California and Arizona would seemingly have more motivation than almost all of the other states to move vaccines out of warehouses and into bodies. Why wouldn’t they be doing clinics at midnight if that’s what it takes to use up the vaccine as soon as it arrives? Shouldn’t we see dramatic TV footage of coffee-and-donut-fueled late night shot clinics in hospitals, nursing homes, etc.?
(It does not seem to be the case that California and Arizona received extra vaccine. They’re also near the bottom of states ranked by percentage of population that has been vaccinated. 1.3 percent for California and 1.2 percent for Arizona (NYT))
Admittedly it is tougher to get organized to administer shots when the same personnel are needed to give COVID-19 tests, etc., but New Jersey and Rhode Island are near the top of the infection chart and are managing to administer vaccine shots at the same time.
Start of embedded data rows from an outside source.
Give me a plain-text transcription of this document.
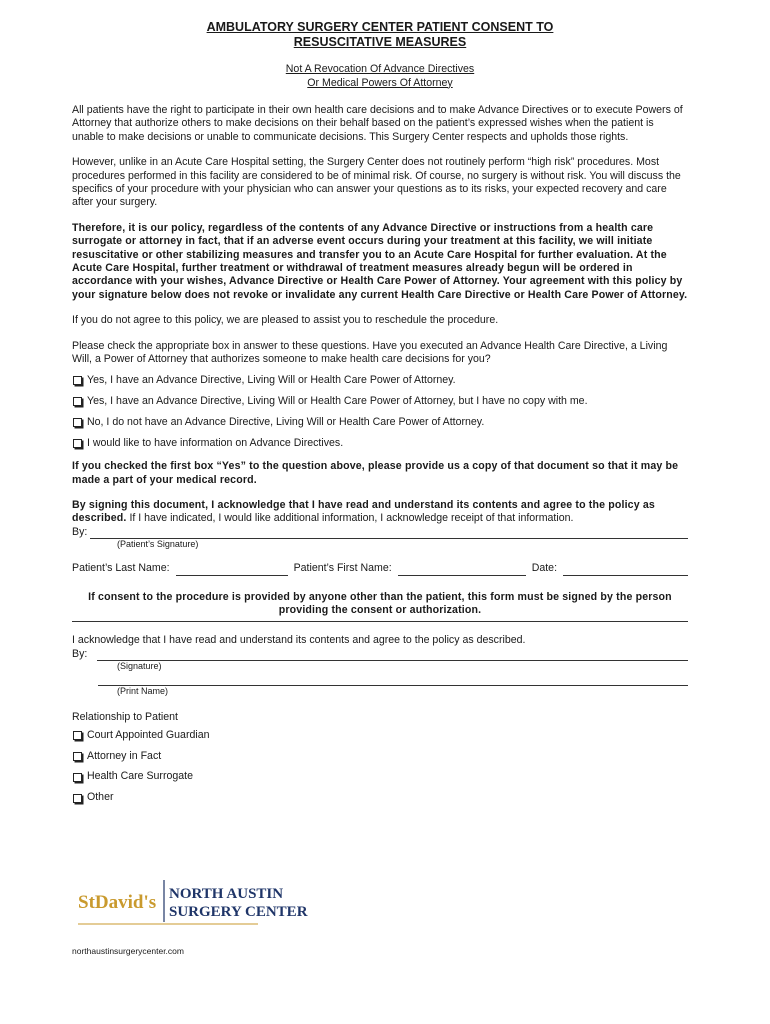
AMBULATORY SURGERY CENTER PATIENT CONSENT TO
RESUSCITATIVE MEASURES
Not A Revocation Of Advance Directives
Or Medical Powers Of Attorney

All patients have the right to participate in their own health care decisions and to make Advance Directives or to execute Powers of Attorney that authorize others to make decisions on their behalf based on the patient’s expressed wishes when the patient is unable to make decisions or unable to communicate decisions. This Surgery Center respects and upholds those rights.

However, unlike in an Acute Care Hospital setting, the Surgery Center does not routinely perform “high risk” procedures. Most procedures performed in this facility are considered to be of minimal risk. Of course, no surgery is without risk. You will discuss the specifics of your procedure with your physician who can answer your questions as to its risks, your expected recovery and care after your surgery.

Therefore, it is our policy, regardless of the contents of any Advance Directive or instructions from a health care surrogate or attorney in fact, that if an adverse event occurs during your treatment at this facility, we will initiate resuscitative or other stabilizing measures and transfer you to an Acute Care Hospital for further evaluation. At the Acute Care Hospital, further treatment or withdrawal of treatment measures already begun will be ordered in accordance with your wishes, Advance Directive or Health Care Power of Attorney. Your agreement with this policy by your signature below does not revoke or invalidate any current Health Care Directive or Health Care Power of Attorney.

If you do not agree to this policy, we are pleased to assist you to reschedule the procedure.

Please check the appropriate box in answer to these questions. Have you executed an Advance Health Care Directive, a Living Will, a Power of Attorney that authorizes someone to make health care decisions for you?

Yes, I have an Advance Directive, Living Will or Health Care Power of Attorney.
Yes, I have an Advance Directive, Living Will or Health Care Power of Attorney, but I have no copy with me.
No, I do not have an Advance Directive, Living Will or Health Care Power of Attorney.
I would like to have information on Advance Directives.

If you checked the first box “Yes” to the question above, please provide us a copy of that document so that it may be made a part of your medical record.

By signing this document, I acknowledge that I have read and understand its contents and agree to the policy as described. If I have indicated, I would like additional information, I acknowledge receipt of that information.

By:
(Patient’s Signature)
Patient’s Last Name:	Patient’s First Name:	Date:

If consent to the procedure is provided by anyone other than the patient, this form must be signed by the person providing the consent or authorization.

I acknowledge that I have read and understand its contents and agree to the policy as described.

By:
(Signature)
(Print Name)

Relationship to Patient

Court Appointed Guardian
Attorney in Fact
Health Care Surrogate
Other
StDavid's NORTH AUSTIN
SURGERY CENTER
northaustinsurgerycenter.com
And Israel, which has its own raging plague, has managed to vaccinate over 18 percent of its population so far over roughly the same time period.
Related:
- TIME vaccine page
- percent population vaccinated by country (U.S. is #5 at 1.8 percent; the infrastructure and manufacturing champs in China on whom I would have bet are at just 0.31 percent)
- “Why 300 Doses of Vaccine Sat Unused in Freezers for 2 Weeks” (NYT): Dr. Peter Meacher expected to receive just a small supply of Moderna’s coronavirus vaccine to inoculate his staff at a network of clinics that he oversees in New York City. Instead, 600 doses arrived late last month, far more than he needed. … Dr. Meacher said he would like to give the extra vaccine to high-risk patients, but had not for fear of violating strict eligibility rules from the state and city about who can receive it. … “It’s stressful and frustrating to have vaccine and to be unable to start giving it to our patients as quickly as we would like,” said Dr. Meacher, chief medical officer for the Callen-Lorde Community Health Center in Manhattan, which serves some 18,000 L.G.B.T.Q. New Yorkers.